Canon EOS 5D Mark III
- 22.3-million-pixel CMOS sensor
- 61-point AF system
- ISO 100-25,600, expandable to ISO 50-102,400
It’s one of the most popular DSLRs of all time for a reason. The Canon EOS 5D Mark II is a no-brainer upgrade over the Mark II and is an all-around excellent piece of kit.
Borrowing its 61-point AF system from the EOS-1DX, the 5D Mark III was the model to bring the 5D series firmly into the realm of the professional photographer.
With a 63-zone metering system, Canon’s Digic 5+ processor and an expandable sensitivity range of ISO 50-102,400, the EOS 5D Mark III is a truly versatile performer and a great addition to any photographer’s stable.
Price: £5,200 (body only)
- 16.2-million-pixel, FX (full-frame) CMOS sensor
- 11fps shooting with AF and metering
- ISO 50-409,600
For professional photojournalists, the only real choice has always been between the various Canon EOS 1D variants, and the single-digit Nikons. The latest and greatest of these is the D4S.
The D4S shares the same 16.2-million-pixel, full-frame (36×23.9mm) CMOS sensor as the original D4, but now features the new Expeed 4 processor, offering and ISO range extended to 409,600 and 11fps shooting with AF and metering.
The build quality is of the highest standard demanded by the world’s top professionals. This is a camera that will never, ever, let you down.
- 36.3-million-pixel, full-frame (FX-format) sensor
- ISO sensitivity range of 64-12,800 (extendable to 32-51,200)
- New S Raw format, a 9-million-pixel, uncompressed 12-bit raw file
Being the first full-frame DSLR to do without an optical low-pass filter, the Nikon D810 wrings the maximum amount of detail out of its impressive 36.3-million-pixel resolution.
It also performs well in low light thanks to its native ISO sensitivity of 64, and the fast 51-point AF will be welcomed by the enthusiast wildlife photographer.
There’s also highlight priority metering, which makes the most of the sensor’s hige dynamic range, and a quiet well-damped shutter that reduces image blur due to vibrations.
Price: £6,800 (body only)
- 51.4-million-pixel medium-format-sized CMOS sensor
- 27-point AF system
- 7.7cm (3.2in) tilting 1037K-dot LCD monitor
For those times when even a full-frame DSLR isn’t enough, Pentax offers the ultimate in high-resolution digital photography.
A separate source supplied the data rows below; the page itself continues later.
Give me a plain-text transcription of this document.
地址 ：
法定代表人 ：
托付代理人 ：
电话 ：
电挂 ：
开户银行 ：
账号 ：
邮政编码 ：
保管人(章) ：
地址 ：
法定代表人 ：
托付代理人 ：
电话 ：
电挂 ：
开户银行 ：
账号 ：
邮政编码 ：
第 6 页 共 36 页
With a 51.4-megapixel sensor measuring 44mm x 33mm the 645Z is like nothing you’ve used before.
Most medium-format digital cameras are intended for use in a studio environment, but the 645Z has Pentax’s usual fully weatherproof body and a range of matching lenses, so you can take it outdoors too.
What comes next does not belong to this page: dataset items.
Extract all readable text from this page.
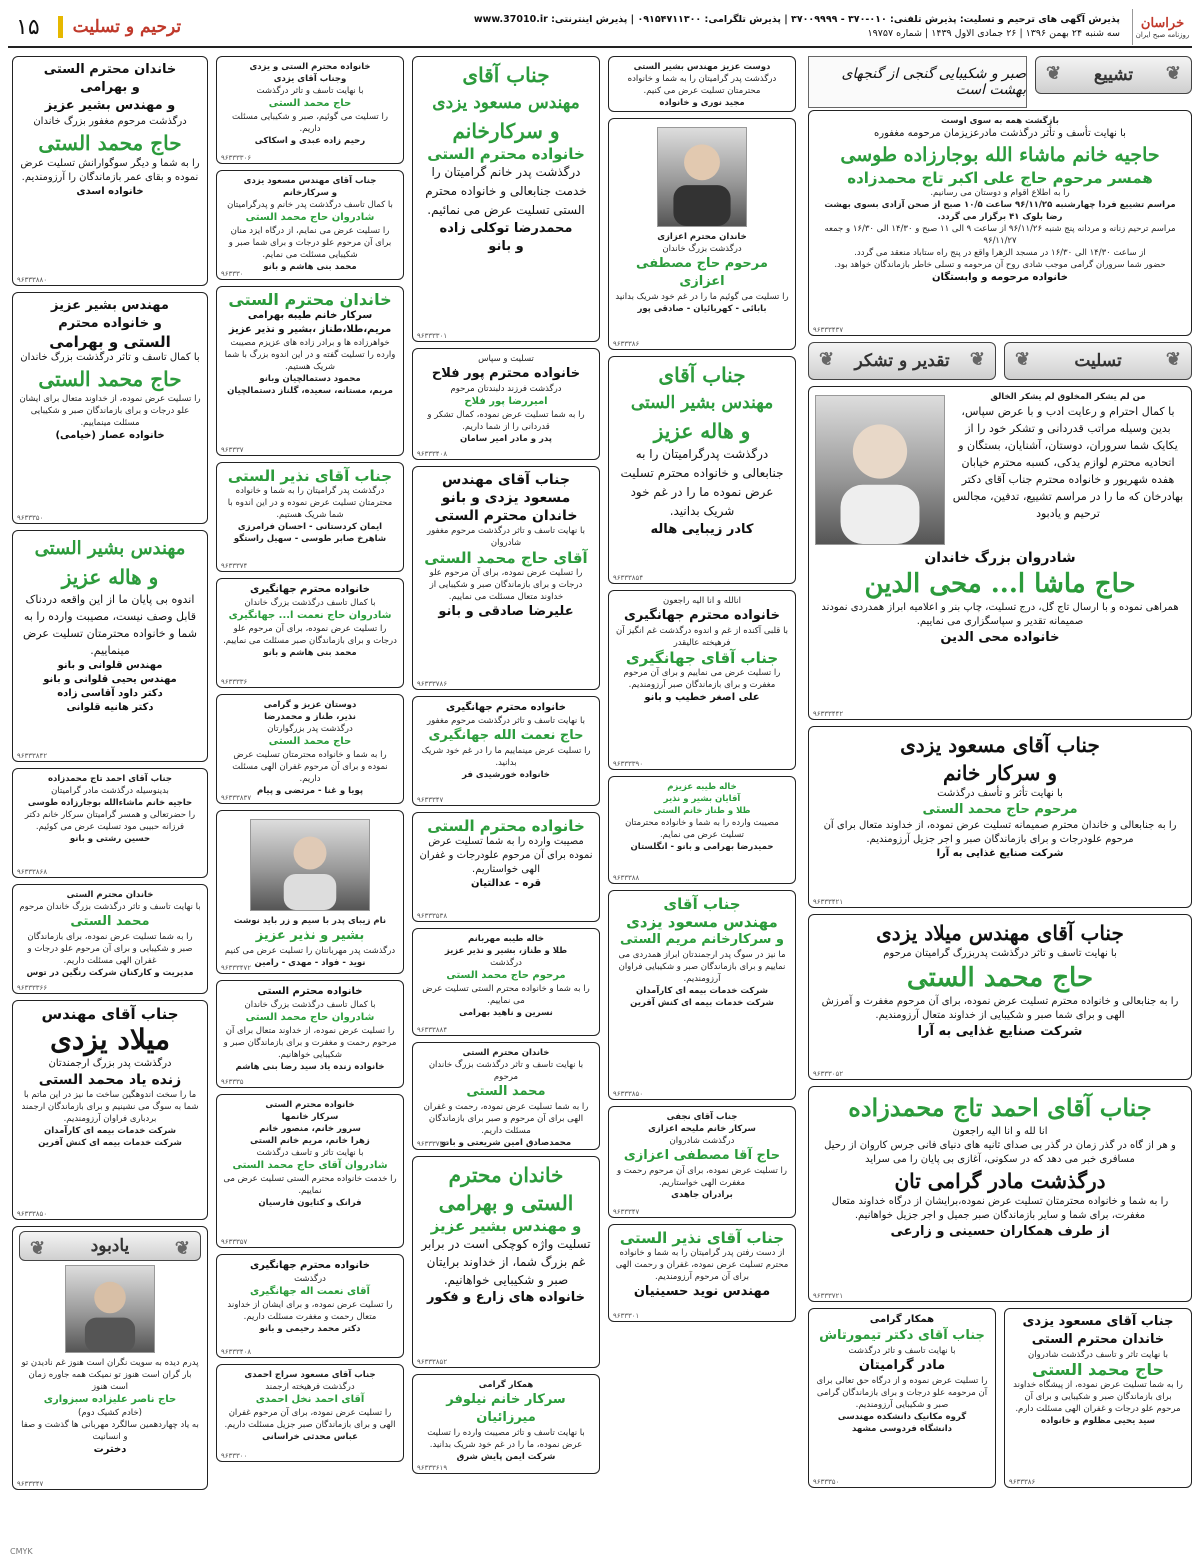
خراسان
روزنامه صبح ایران
پذیرش آگهی های ترحیم و تسلیت: پذیرش تلفنی: ۰۱۰-۳۷۰ - ۳۷۰۰۹۹۹۹ | پذیرش تلگرامی: ۰۹۱۵۴۷۱۱۳۰۰ | پذیرش اینترنتی: www.37010.ir
سه شنبه ۲۴ بهمن ۱۳۹۶ | ۲۶ جمادی الاول ۱۴۳۹ | شماره ۱۹۷۵۷
ترحیم و تسلیت
۱۵
❦ تشییع ❦
صبر و شکیبایی گنجی از گنجهای بهشت است
بازگشت همه به سوی اوست
با نهایت تأسف و تأثر درگذشت مادرعزیزمان مرحومه مغفوره
حاجیه خانم ماشاء الله بوجارزاده طوسی
همسر مرحوم حاج علی اکبر تاج محمدزاده
را به اطلاع اقوام و دوستان می رسانیم.
مراسم تشییع فردا چهارشنبه ۹۶/۱۱/۲۵ ساعت ۱۰/۵ صبح از صحن آزادی بسوی بهشت رضا بلوک ۴۱ برگزار می گردد.
مراسم ترحیم زنانه و مردانه پنج شنبه ۹۶/۱۱/۲۶ از ساعت ۹ الی ۱۱ صبح و ۱۴/۳۰ الی ۱۶/۳۰ و جمعه ۹۶/۱۱/۲۷
از ساعت ۱۴/۳۰ الی ۱۶/۳۰ در مسجد الزهرا واقع در پنج راه ستاباد منعقد می گردد.
حضور شما سروران گرامی موجب شادی روح آن مرحومه و تسلی خاطر بازماندگان خواهد بود.
خانواده مرحومه و وابستگان
۹۶۳۳۳۴۳۷
❦ تسلیت ❦
❦ تقدیر و تشکر ❦
من لم یشکر المخلوق لم یشکر الخالق
با کمال احترام و رعایت ادب و با عرض سپاس، بدین وسیله مراتب قدردانی و تشکر خود را از یکایک شما سروران، دوستان، آشنایان، بستگان و اتحادیه محترم لوازم یدکی، کسبه محترم خیابان هفده شهریور و خانواده محترم جناب آقای دکتر بهادرخان که ما را در مراسم تشییع، تدفین، مجالس ترحیم و یادبود
شادروان بزرگ خاندان
حاج ماشا ا... محی الدین
همراهی نموده و با ارسال تاج گل، درج تسلیت، چاپ بنر و اعلامیه ابراز همدردی نمودند صمیمانه تقدیر و سپاسگزاری می نماییم.
خانواده محی الدین
۹۶۳۳۳۴۴۲
جناب آقای مسعود یزدی
و سرکار خانم
با نهایت تأثر و تأسف درگذشت
مرحوم حاج محمد الستی
را به جنابعالی و خاندان محترم صمیمانه تسلیت عرض نموده، از خداوند متعال برای آن مرحوم علودرجات و برای بازماندگان صبر و اجر جزیل آرزومندیم.
شرکت صنایع غذایی به آرا
۹۶۳۳۳۴۲۱
جناب آقای مهندس میلاد یزدی
با نهایت تاسف و تاثر درگذشت پدربزرگ گرامیتان مرحوم
حاج محمد الستی
را به جنابعالی و خانواده محترم تسلیت عرض نموده، برای آن مرحوم مغفرت و آمرزش الهی و برای شما صبر و شکیبایی از خداوند متعال آرزومندیم.
شرکت صنایع غذایی به آرا
۹۶۳۳۳۰۵۲
جناب آقای احمد تاج محمدزاده
انا لله و انا الیه راجعون
و هر از گاه در گذر زمان در گذر بی صدای ثانیه های دنیای فانی جرس کاروان از رحیل مسافری خبر می دهد که در سکونی، آغازی بی پایان را می سراید
درگذشت مادر گرامی تان
را به شما و خانواده محترمتان تسلیت عرض نموده،برایشان از درگاه خداوند متعال مغفرت، برای شما و سایر بازماندگان صبر جمیل و اجر جزیل خواهانیم.
از طرف همکاران حسینی و زارعی
۹۶۳۳۳۷۲۱
جناب آقای مسعود یزدی
خاندان محترم الستی
با نهایت تاثر و تاسف درگذشت شادروان
حاج محمد الستی
را به شما تسلیت عرض نموده، از پیشگاه خداوند برای بازماندگان صبر و شکیبایی و برای آن مرحوم علو درجات و غفران الهی مسئلت دارم.
سید یحیی مظلوم و خانواده
۹۶۳۳۳۸۶
همکار گرامی
جناب آقای دکتر تیمورتاش
با نهایت تاسف و تاثر درگذشت
مادر گرامیتان
را تسلیت عرض نموده و از درگاه حق تعالی برای آن مرحومه علو درجات و برای بازماندگان گرامی صبر و شکیبایی آرزومندیم.
گروه مکانیک دانشکده مهندسی
دانشگاه فردوسی مشهد
۹۶۳۳۳۵۰
دوست عزیز مهندس بشیر الستی
درگذشت پدر گرامیتان را به شما و خانواده محترمتان تسلیت عرض می کنیم.
مجید نوری و خانواده
خاندان محترم اعزازی
درگذشت بزرگ خاندان
مرحوم حاج مصطفی اعزازی
را تسلیت می گوئیم ما را در غم خود شریک بدانید
بابائی - کهربائیان - صادقی پور
۹۶۳۳۳۸۶
جناب آقای
مهندس بشیر الستی
و هاله عزیز
درگذشت پدرگرامیتان را به جنابعالی و خانواده محترم تسلیت عرض نموده ما را در غم خود شریک بدانید.
کادر زیبایی هاله
۹۶۳۳۳۸۵۴
انالله و انا الیه راجعون
خانواده محترم جهانگیری
با قلبی آکنده از غم و اندوه درگذشت غم انگیز آن فرهیخته عالیقدر
جناب آقای جهانگیری
را تسلیت عرض می نماییم و برای آن مرحوم مغفرت و برای بازماندگان صبر آرزومندیم.
علی اصغر خطیب و بانو
۹۶۳۳۳۳۹۰
خاله طیبه عزیزم
آقایان بشیر و نذیر
طلا و طناز خانم الستی
مصیبت وارده را به شما و خانواده محترمتان تسلیت عرض می نمایم.
حمیدرضا بهرامی و بانو - انگلستان
۹۶۳۳۳۸۸
جناب آقای
مهندس مسعود یزدی
و سرکارخانم مریم الستی
ما نیز در سوگ پدر ارجمندتان ابراز همدردی می نماییم و برای بازماندگان صبر و شکیبایی فراوان آرزومندیم.
شرکت خدمات بیمه ای کارآمدان
شرکت خدمات بیمه ای کنش آفرین
۹۶۳۳۳۸۵۰
جناب آقای نجفی
سرکار خانم ملیحه اعزازی
درگذشت شادروان
حاج آقا مصطفی اعزازی
را تسلیت عرض نموده، برای آن مرحوم رحمت و مغفرت الهی خواستاریم.
برادران جاهدی
۹۶۳۳۳۴۷
جناب آقای نذیر الستی
از دست رفتن پدر گرامیتان را به شما و خانواده محترم تسلیت عرض نموده، غفران و رحمت الهی برای آن مرحوم آرزومندیم.
مهندس نوید حسینیان
۹۶۳۳۳۰۱
جناب آقای
مهندس مسعود یزدی
و سرکارخانم
خانواده محترم الستی
درگذشت پدر خانم گرامیتان را خدمت جنابعالی و خانواده محترم الستی تسلیت عرض می نمائیم.
محمدرضا توکلی زاده
و بانو
۹۶۳۳۳۳۰۱
تسلیت و سپاس
خانواده محترم پور فلاح
درگذشت فرزند دلبندتان مرحوم
امیررضا پور فلاح
را به شما تسلیت عرض نموده، کمال تشکر و قدردانی را از شما داریم.
پدر و مادر امیر سامان
۹۶۳۳۳۴۰۸
جناب آقای مهندس
مسعود یزدی و بانو
خاندان محترم الستی
با نهایت تاسف و تاثر درگذشت مرحوم مغفور شادروان
آقای حاج محمد الستی
را تسلیت عرض نموده، برای آن مرحوم علو درجات و برای بازماندگان صبر و شکیبایی از خداوند متعال مسئلت می نماییم.
علیرضا صادقی و بانو
۹۶۳۳۳۷۸۶
خانواده محترم جهانگیری
با نهایت تاسف و تاثر درگذشت مرحوم مغفور
حاج نعمت الله جهانگیری
را تسلیت عرض مینماییم ما را در غم خود شریک بدانید.
خانواده خورشیدی فر
۹۶۳۳۳۴۷
خانواده محترم الستی
مصیبت وارده را به شما تسلیت عرض نموده برای آن مرحوم علودرجات و غفران الهی خواستاریم.
قره - عدالتیان
۹۶۳۳۳۵۳۸
خاله طیبه مهربانم
طلا و طناز، بشیر و نذیر عزیز
درگذشت
مرحوم حاج محمد الستی
را به شما و خانواده محترم الستی تسلیت عرض می نماییم.
نسرین و ناهید بهرامی
۹۶۳۳۳۸۸۴
خاندان محترم الستی
با نهایت تاسف و تاثر درگذشت بزرگ خاندان مرحوم
محمد الستی
را به شما تسلیت عرض نموده، رحمت و غفران الهی برای آن مرحوم و صبر برای بازماندگان مسئلت داریم.
محمدصادق امین شریعتی و بانو
۹۶۳۳۳۷۴۲
خاندان محترم
الستی و بهرامی
و مهندس بشیر عزیز
تسلیت واژه کوچکی است در برابر غم بزرگ شما، از خداوند برایتان صبر و شکیبایی خواهانیم.
خانواده های زارع و فکور
۹۶۳۳۳۸۵۲
همکار گرامی
سرکار خانم نیلوفر میرزائیان
با نهایت تاسف و تاثر مصیبت وارده را تسلیت عرض نموده، ما را در غم خود شریک بدانید.
شرکت ایمن پایش شرق
۹۶۳۳۳۶۱۹
خانواده محترم الستی و یزدی
وجناب آقای یزدی
با نهایت تاسف و تاثر درگذشت
حاج محمد الستی
را تسلیت می گوئیم، صبر و شکیبایی مسئلت داریم.
رحیم زاده عبدی و اسکاکی
۹۶۳۳۳۳۰۶
جناب آقای مهندس مسعود یزدی
و سرکارخانم
با کمال تاسف درگذشت پدر خانم و پدرگرامیتان
شادروان حاج محمد الستی
را تسلیت عرض می نمایم، از درگاه ایزد منان برای آن مرحوم علو درجات و برای شما صبر و شکیبایی مسئلت می نمایم.
محمد بنی هاشم و بانو
۹۶۳۳۳۰
خاندان محترم الستی
سرکار خانم طیبه بهرامی
مریم،طلا،طناز ،بشیر و نذیر عزیز
خواهرزاده ها و برادر زاده های عزیزم مصیبت وارده را تسلیت گفته و در این اندوه بزرگ با شما شریک هستیم.
محمود دستمالچیان وبانو
مریم، مستانه، سعیده، گلناز دستمالچیان
۹۶۳۳۳۷
جناب آقای نذیر الستی
درگذشت پدر گرامیتان را به شما و خانواده محترمتان تسلیت عرض نموده و در این اندوه با شما شریک هستیم.
ایمان کردستانی - احسان فرامرزی
شاهرخ صابر طوسی - سهیل راستگو
۹۶۳۳۳۷۴
خانواده محترم جهانگیری
با کمال تاسف درگذشت بزرگ خاندان
شادروان حاج نعمت ا... جهانگیری
را تسلیت عرض نموده، برای آن مرحوم علو درجات و برای بازماندگان صبر مسئلت می نماییم.
محمد بنی هاشم و بانو
۹۶۳۳۳۳۶
دوستان عزیز و گرامی
نذیر، طناز و محمدرضا
درگذشت پدر بزرگوارتان
حاج محمد الستی
را به شما و خانواده محترمتان تسلیت عرض نموده و برای آن مرحوم غفران الهی مسئلت داریم.
پویا و غنا - مرتضی و پیام
۹۶۳۳۳۸۳۷
نام زیبای پدر با سیم و زر باید نوشت
بشیر و نذیر عزیز
درگذشت پدر مهربانتان را تسلیت عرض می کنیم
نوید - فواد - مهدی - رامین
۹۶۳۳۳۴۷۲
خانواده محترم الستی
با کمال تاسف درگذشت بزرگ خاندان
شادروان حاج محمد الستی
را تسلیت عرض نموده، از خداوند متعال برای آن مرحوم رحمت و مغفرت و برای بازماندگان صبر و شکیبایی خواهانیم.
خانواده زنده یاد سید رضا بنی هاشم
۹۶۳۳۳۵
خانواده محترم الستی
سرکار خانمها
سرور خانم، منصور خانم
زهرا خانم، مریم خانم الستی
با نهایت تاثر و تاسف درگذشت
شادروان آقای حاج محمد الستی
را خدمت خانواده محترم الستی تسلیت عرض می نماییم.
فرانک و کتایون فارسیان
۹۶۳۳۳۵۷
خانواده محترم جهانگیری
درگذشت
آقای نعمت اله جهانگیری
را تسلیت عرض نموده، و برای ایشان از خداوند متعال رحمت و مغفرت مسئلت داریم.
دکتر محمد رحیمی و بانو
۹۶۳۳۳۴۰۸
جناب آقای مسعود سراج احمدی
درگذشت فرهیخته ارجمند
آقای احمد نخل احمدی
را تسلیت عرض نموده، برای آن مرحوم غفران الهی و برای بازماندگان صبر جزیل مسئلت داریم.
عباس محدثی خراسانی
۹۶۳۳۳۰۰
خاندان محترم الستی
و بهرامی
و مهندس بشیر عزیز
درگذشت مرحوم مغفور بزرگ خاندان
حاج محمد الستی
را به شما و دیگر سوگوارانش تسلیت عرض نموده و بقای عمر بازماندگان را آرزومندیم.
خانواده اسدی
۹۶۳۳۳۸۸۰
مهندس بشیر عزیز
و خانواده محترم
الستی و بهرامی
با کمال تاسف و تاثر درگذشت بزرگ خاندان
حاج محمد الستی
را تسلیت عرض نموده، از خداوند متعال برای ایشان علو درجات و برای بازماندگان صبر و شکیبایی مسئلت مینماییم.
خانواده عصار (خیامی)
۹۶۳۳۳۵۰
مهندس بشیر الستی
و هاله عزیز
اندوه بی پایان ما از این واقعه دردناک قابل وصف نیست، مصیبت وارده را به شما و خانواده محترمتان تسلیت عرض مینماییم.
مهندس قلوانی و بانو
مهندس یحیی قلوانی و بانو
دکتر داود آقاسی زاده
دکتر هانیه قلوانی
۹۶۳۳۳۸۴۲
جناب آقای احمد تاج محمدزاده
بدینوسیله درگذشت مادر گرامیتان
حاجیه خانم ماشاءالله بوجارزاده طوسی
را حضرتعالی و همسر گرامیتان سرکار خانم دکتر فرزانه حبیبی مود تسلیت عرض می کوئیم.
حسین رشتی و بانو
۹۶۳۳۳۸۶۸
خاندان محترم الستی
با نهایت تاسف و تاثر درگذشت بزرگ خاندان مرحوم
محمد الستی
را به شما تسلیت عرض نموده، برای بازماندگان صبر و شکیبایی و برای آن مرحوم علو درجات و غفران الهی مسئلت داریم.
مدیریت و کارکنان شرکت رنگین در توس
۹۶۳۳۳۳۶۶
جناب آقای مهندس
میلاد یزدی
درگذشت پدر بزرگ ارجمندتان
زنده یاد محمد الستی
ما را سخت اندوهگین ساخت ما نیز در این ماتم با شما به سوگ می نشینیم و برای بازماندگان ارجمند بردباری فراوان آرزومندیم.
شرکت خدمات بیمه ای کارآمدان
شرکت خدمات بیمه ای کنش آفرین
۹۶۳۳۳۸۵۰
❦ یادبود ❦
پدرم دیده به سویت نگران است هنوز غم نادیدن تو بار گران است هنوز تو نمیکت همه جاوره زمان است هنوز
حاج ناصر علیزاده سبزواری
(خادم کشیک دوم)
به یاد چهاردهمین سالگرد مهربانی ها گذشت و صفا و انسانیت
دخترت
۹۶۳۳۳۴۷
CMYK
Despite costing nearly £7000, at less than half of the price of the next-cheapest digital medium format camera the 645Z is actually a bit of a bargain. As an alternative to a full-frame DSLR it’s well worth a look.
Sony Alpha 99
Price: £2,300 (body only)
- 24.3-million-pixel, full-frame, Exmor CMOS sensor
- 3in, 1,228k-dot articulated LCD screen
- Hybrid dual AF system
The Alpha 99, a few years old now, was released as Sony’s replacement for its highly regarded A900 full-frame DSLR. Using the company’s proprietary translucent mirror technology, it’s just over half the weight of the Nikon D4S or Canon EOS 1DX.
Internally the A99 features a 24.3-million-pixel, full-frame, Exmor CMOS sensor. It has an unusual AF system, with 102 phase-detection points on the main sensor, as well as a 19-point phase-detection AF sensor.
While Sony may be a relative newcomer to full-frame cameras, the A99 excels in image quality, features and handling, and is half the price of its main rivals.